11.《ネタバレ》 ひとり列車で去っていく老手品師の感情を追うように、街の光が一つずつ消えていくラストシーンを見終えて、一寸の間、心に空虚感が漂う。
あまりに悲し気な終幕に、突き放されたような印象さえ覚えるが、必ずしもそうではないことに気づく。
じっくりと落ち着いてみることが出来なければ、誤解を生みやすい作品であることは間違いない。けれど、このアニメーション映画は紛れもない傑作だ。
主人公の老手品師は、人格者のように見える。
実際、この作品の中の年老いた彼はそうなのかもしれないけれど、“マジック”という一芸一つで長い年月を生きてきた彼という人間の根本にあるものは、もっといい加減で、危ういものだと思う。

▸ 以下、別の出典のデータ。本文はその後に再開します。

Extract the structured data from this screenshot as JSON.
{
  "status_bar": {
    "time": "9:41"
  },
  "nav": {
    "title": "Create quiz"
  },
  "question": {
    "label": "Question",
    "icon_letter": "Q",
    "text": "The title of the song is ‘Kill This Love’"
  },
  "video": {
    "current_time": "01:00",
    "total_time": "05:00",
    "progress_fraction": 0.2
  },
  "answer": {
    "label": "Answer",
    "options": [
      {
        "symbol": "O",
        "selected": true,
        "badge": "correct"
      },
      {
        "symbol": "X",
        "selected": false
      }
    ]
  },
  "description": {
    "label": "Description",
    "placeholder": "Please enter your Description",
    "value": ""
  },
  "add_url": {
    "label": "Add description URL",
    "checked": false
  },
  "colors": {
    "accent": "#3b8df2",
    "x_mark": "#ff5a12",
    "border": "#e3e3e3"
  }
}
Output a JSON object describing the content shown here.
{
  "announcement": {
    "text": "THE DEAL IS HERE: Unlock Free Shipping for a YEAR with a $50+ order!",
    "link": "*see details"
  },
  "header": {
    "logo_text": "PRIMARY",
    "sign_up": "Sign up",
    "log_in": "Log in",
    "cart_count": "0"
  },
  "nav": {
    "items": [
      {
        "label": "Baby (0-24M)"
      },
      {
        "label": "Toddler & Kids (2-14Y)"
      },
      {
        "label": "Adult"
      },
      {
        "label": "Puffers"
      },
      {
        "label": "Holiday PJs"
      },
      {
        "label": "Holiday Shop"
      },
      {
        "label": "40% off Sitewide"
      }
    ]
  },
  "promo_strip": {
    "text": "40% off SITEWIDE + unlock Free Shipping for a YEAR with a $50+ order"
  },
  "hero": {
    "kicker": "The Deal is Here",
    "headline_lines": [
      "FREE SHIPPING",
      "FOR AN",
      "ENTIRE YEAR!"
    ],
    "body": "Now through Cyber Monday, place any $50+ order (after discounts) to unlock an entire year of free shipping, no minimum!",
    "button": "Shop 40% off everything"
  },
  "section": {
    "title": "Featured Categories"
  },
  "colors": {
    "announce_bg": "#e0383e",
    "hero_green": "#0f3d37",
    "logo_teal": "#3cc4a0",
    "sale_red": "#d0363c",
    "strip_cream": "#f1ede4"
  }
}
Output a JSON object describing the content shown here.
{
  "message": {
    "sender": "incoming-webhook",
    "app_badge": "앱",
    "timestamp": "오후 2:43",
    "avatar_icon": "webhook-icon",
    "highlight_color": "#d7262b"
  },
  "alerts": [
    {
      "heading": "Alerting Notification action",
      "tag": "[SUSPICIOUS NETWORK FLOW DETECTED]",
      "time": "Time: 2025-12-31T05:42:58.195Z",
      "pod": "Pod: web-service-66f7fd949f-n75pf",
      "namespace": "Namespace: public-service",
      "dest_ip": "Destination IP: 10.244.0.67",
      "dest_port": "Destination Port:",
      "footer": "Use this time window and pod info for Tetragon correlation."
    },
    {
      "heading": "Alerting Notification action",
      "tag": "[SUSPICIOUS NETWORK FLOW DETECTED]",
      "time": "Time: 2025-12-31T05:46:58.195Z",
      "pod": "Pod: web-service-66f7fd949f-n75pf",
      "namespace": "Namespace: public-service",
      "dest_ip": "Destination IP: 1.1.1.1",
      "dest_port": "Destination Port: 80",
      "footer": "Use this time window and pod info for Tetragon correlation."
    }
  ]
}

もしかしたら、それが原因で己の娘とも生き別れなければならなかったのかもしれない。
そして、その心に染み付いた空虚感と孤独を埋めるために、ふいに出会った田舎娘に自分の娘を重ね合わせていたのかもしれない。
そこには、手品師の悲哀、芸人の悲哀、“それ”しか生きる術を知らない者たちの決して拭いされない「孤独」が満ち溢れていた。
とても悲しくて、切ない。
この作品で描き出される田舎娘との交流も、意地悪な見方をすれば、貧しい老人に無知な少女がたかっているように見えなくもない。
本当にそこに“心の交流”があったのかということも疑わしくなってくる。
しかし、たとえそうだったとしても、老手品師は「満足」だったろうと思う。
己一人が生きるためだけのものだった“マジック”が、最後の最後で、一人の少女を“未来”へと導いた“マジック”になった。
その様を見たことで、彼は自分の手品師としての「役割」が終わったことを知ることができたのだろう。
すべてを手放して列車で旅立つ老手品師。
同席した幼女がお絵描きのちびた鉛筆をなくす。
彼は一瞬、マジックで自分の長い鉛筆を彼女に差し出そうか迷う。
しかし、彼はそうせずに、短くちびたそのままの鉛筆を幼女に返す。
マジックとの決別は、彼自身の人生との決別のようにも見える。
やはり、悲しく切ない。でも、なんだかあたたかさも感じる。
“赤い靴”を与えられたことで、田舎娘は外の世界へ踏み出すための「意思」を得た。
それは必ずしも幸福なことばかりではなかったのかもしれないけれど、それでも人生は悪くないと思える。